Bueno, no les pasa sólo a los argentinos. Es verdad, por ejemplo, que en España muchos empezaron a imitar a los argentinos que iban llegando a mediados de los setenta. Llegaban con esos modales muy pendulares entre lo autodespectivo y lo autoglorificante que les caracterizan y les han caracterizado siempre, o por lo menos desde que les visitó Blasco Ibáñez y este comenzó a contarlo. Entre las multitudes españolas, en aquellos momentos enfebrecidos de política y demagogias, muchos entendieron que ese penduleo era una buena herramienta mitinera o mitinera-dialéctica o cosa parecida, y eso de empezar a hablar mal, espantosamente mal, insoportablemente mal del propio país, en ese caso España, era una buena caja de recluta para más y más multitudes. Multitudes a las cuales siempre les puedes arrancar la narración de algún descontento (como muy bien saben las televisiones autonómicas); y la denuncia de ese descontento la cojo yo para mí y la hago mía, y así te vienes conmigo; y otro militante con comisión que meto en mi cuenta. Ya se sabe que los que peor hablan de su propio «país» en toda la UE son los españoles. Y eso, mientras en el resto de la UE España es uno de los países de los que mejor se habla. Naturalmente, eso no será sólo aquel contagio argentino; muchos sabemos lo que pasaba antes de los setenta. No se pierda el lector (no nos cansaremos de recomendarla) la magnífica película Vente a Alemania, Pepe, que es todo lo contrario de lo que cree que es el que no la ha visto: en ella encontrará, rodada en 1970 y estrenada en 1971, la historia de un viejo republicano exiliado en Múnich que sigue diciendo que en España no hay carreteras, que no hay luz eléctrica, que no hay hospitales, que no hay comida, que no hay inteligencia…

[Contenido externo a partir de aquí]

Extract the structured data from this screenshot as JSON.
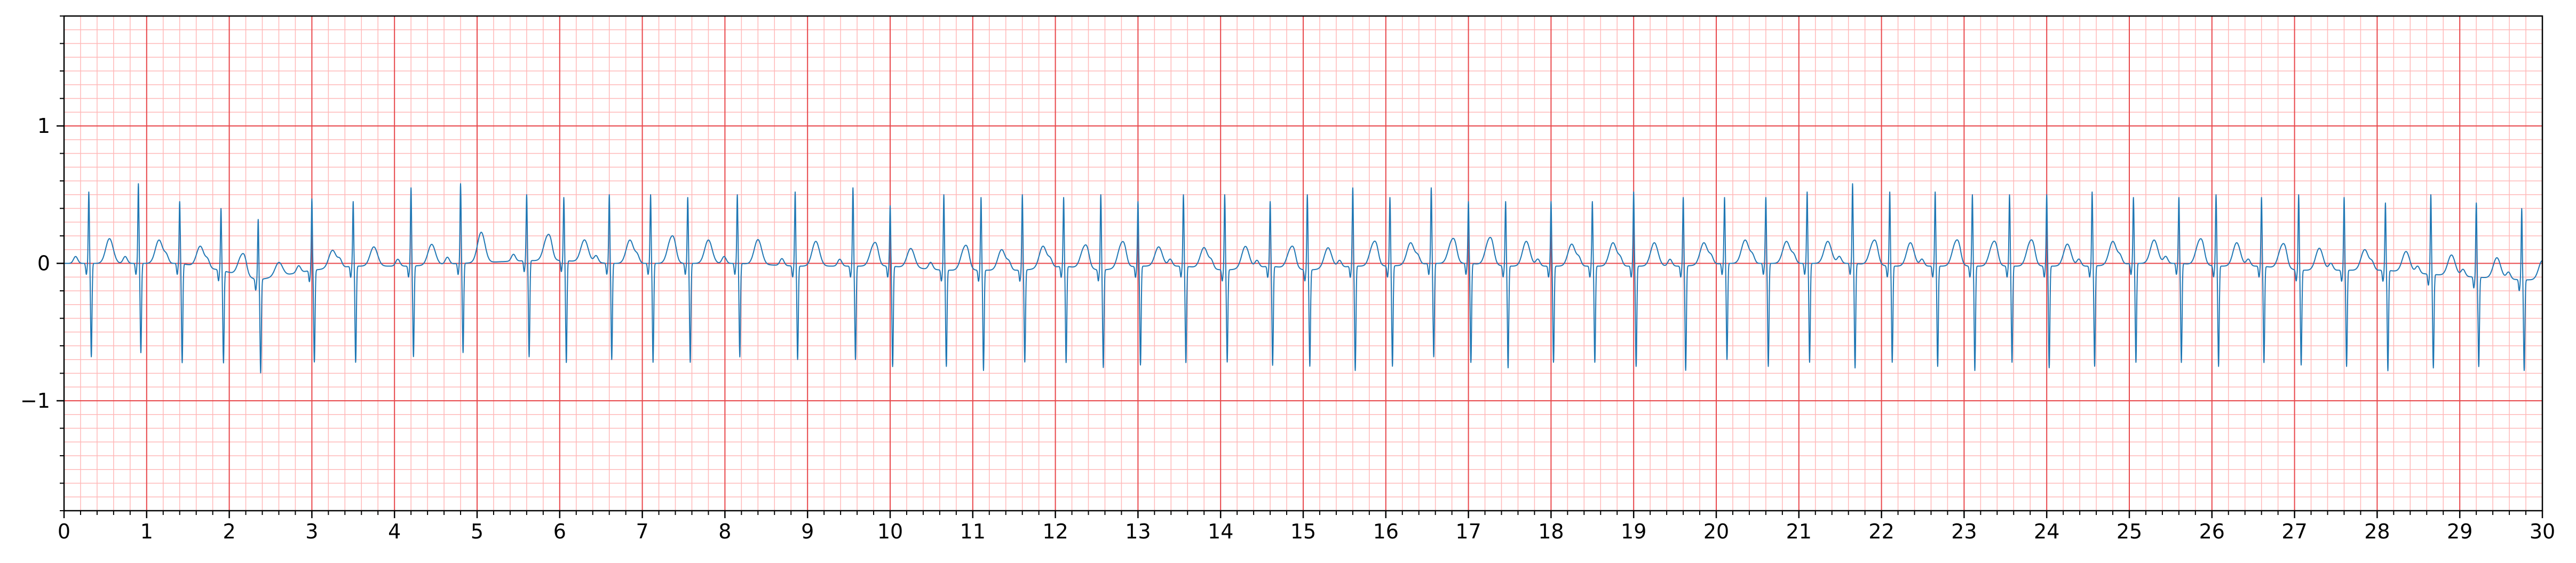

Lo del autodesprecio y lo del «somos un país de mierda» es muy contagioso; o a lo mejor es contagioso en las sociedades que ya tienen cierta predisposición a la cosa. Por lo que respecta a España, pues está claro que los que han tenido o han aspirado al poder, desde hace mucho mucho, parecen no haber podido encontrar otros trampolines que ese mismo catastrofismo global según el cual todo, pero todo-todo está hecho, precisamente, una mierda, mientras no llegue yo al poder; o, a la inversa, si me echan a mí del poder, todo, pero todo-todo, se irá a la mierda. El asunto es complicado, y convoca a cientos de historiadores de la minucia para que lo investiguen y dictaminen. Pero lo que no tiene por qué pasar, y quizá es verdad que en España sólo pasa en casos aislados de fanatismo rústico (que incluye el que se da en ciudades, cuidado) y alcoholizado, es eso de identificar el propio país con una victoria o una derrota futbolística. Siempre hay algún loco, claro, más o menos fanatizado o hipertenso. Pero me parece que, de momento, aquí nos libramos de esa rara identificación. En este caso mismo de Qatar, la selección española perdió en su momento y además jugando mal, y hubo estas y aquellas críticas, y a otra cosa, mariposa: a preparar las navidades y a liarse con los disfraces de los niños para el festival del cole. Me parece que nadie ha soltado (o por lo menos los ciudadanos normales no han soltado; no he mirado hacia los políticos) tonterías de esas de si somos o dejamos de ser ese país de mierda por ganar o perder al fútbol.
Pero hay que vigilarlo: porque se empieza llevando a ese terreno, y se acaba descuidando todo aquello que de verdad hace que un país sea o no sea un país de mierda.